Former Senior VP of Apple Tony Fadell Says Company Needs To Tackle Smartphone Addiction (wired.co.uk)
In an op-ed published on Wired, former SVP at Apple Tony Fadell argues that smartphone manufacturers -- Apple in particular -- need to do a better job of educating users about how often they use their mobile phones, and the resulting dangers that overuse might bring about. An excerpt: Take healthy eating as an analogy: we have advice from scientists and nutritionists on how much protein and carbohydrate we should include in our diet; we have standardised scales to measure our weight against; and we have norms for how much we should exercise. But when it comes to digital "nourishment", we don't know what a "vegetable", a "protein" or a "fat" is. What is "overweight" or "underweight"? What does a healthy, moderate digital life look like? I think that manufacturers and app developers need to take on this responsibility, before government regulators decide to step in -- as with nutritional labelling. Interestingly, we already have digital-detox clinics in the US. I have friends who have sent their children to them. But we need basic tools to help us before it comes to that. I believe that for Apple to maintain and even grow its customer base it can solve this problem at the platform level, by empowering users to understand more about how they use their devices. To do this, it should let people track their digital activity in detail and across all devices.

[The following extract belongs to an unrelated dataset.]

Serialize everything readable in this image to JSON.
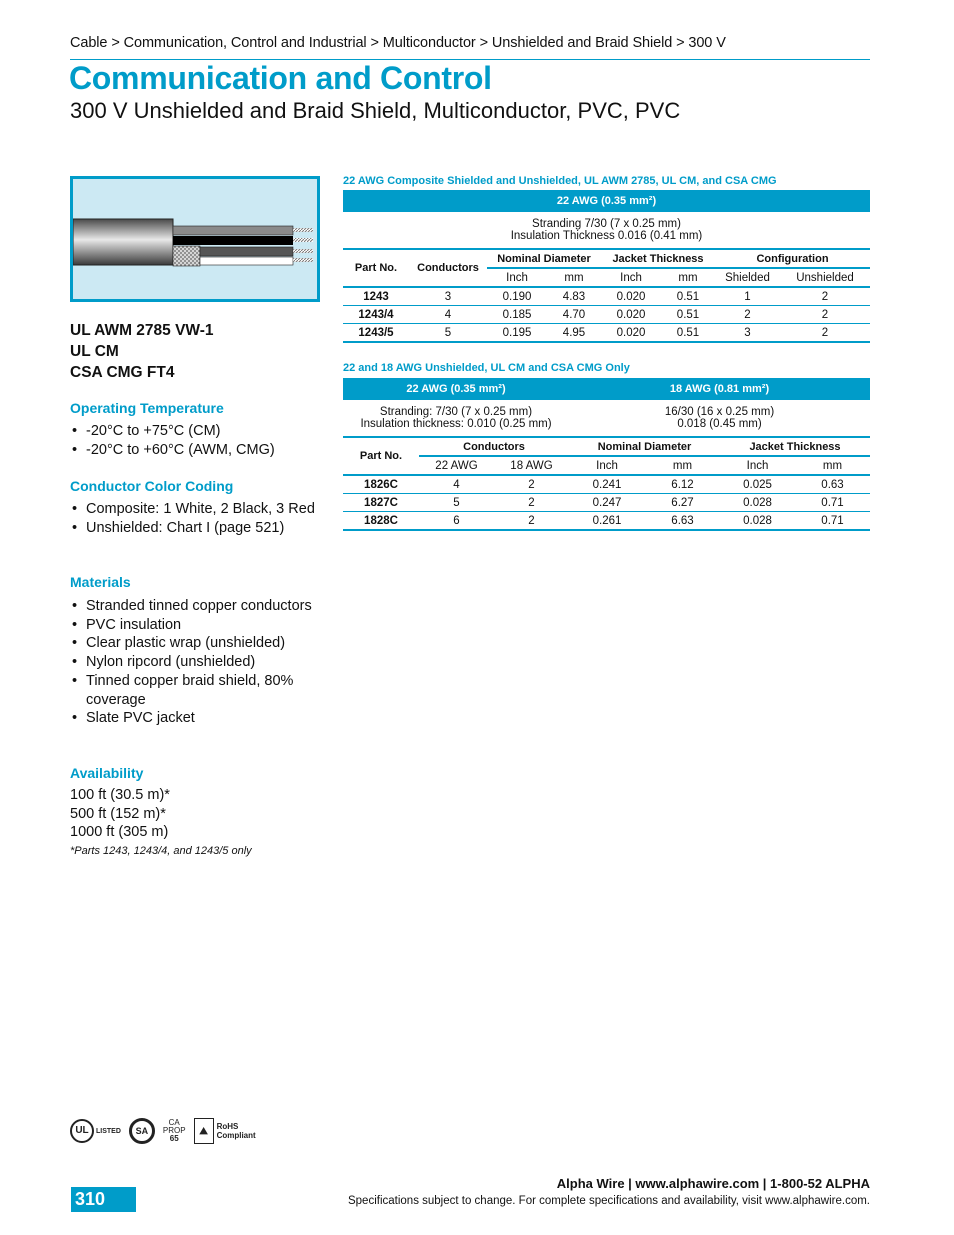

If a child is "addicted" to mobile devices, it's an issue with parenting. Maybe the parent is "addicted" as well. In any case, trying to un-addict the child is like treating final-stage cancer, whereas promoting prevention measures (ie, teaching good parenting) would likely be much more successful.
It's not THE PHONES. It's the services, information, data, tools, communication, maps and other things one gets to through that device that are the issue. People aren't addicted to their phones. They're addicted to their social contacts, to the news, to the novel they're reading, to the weather forecast, and such. Before those phones, they'd have been "addicted" to the AM radio while they were driving, they folded map they looked at, the printed novel they gazed at over lunch, the stock pages in the newspaper, the tabloid paper they picked up at the grocery store, and all of those other analogs.
How much novel reading or stock research is healthy? It's not the phones, just like it's not the guns, and not the spoons.
Don't disappoint your bird dog. Go to the range.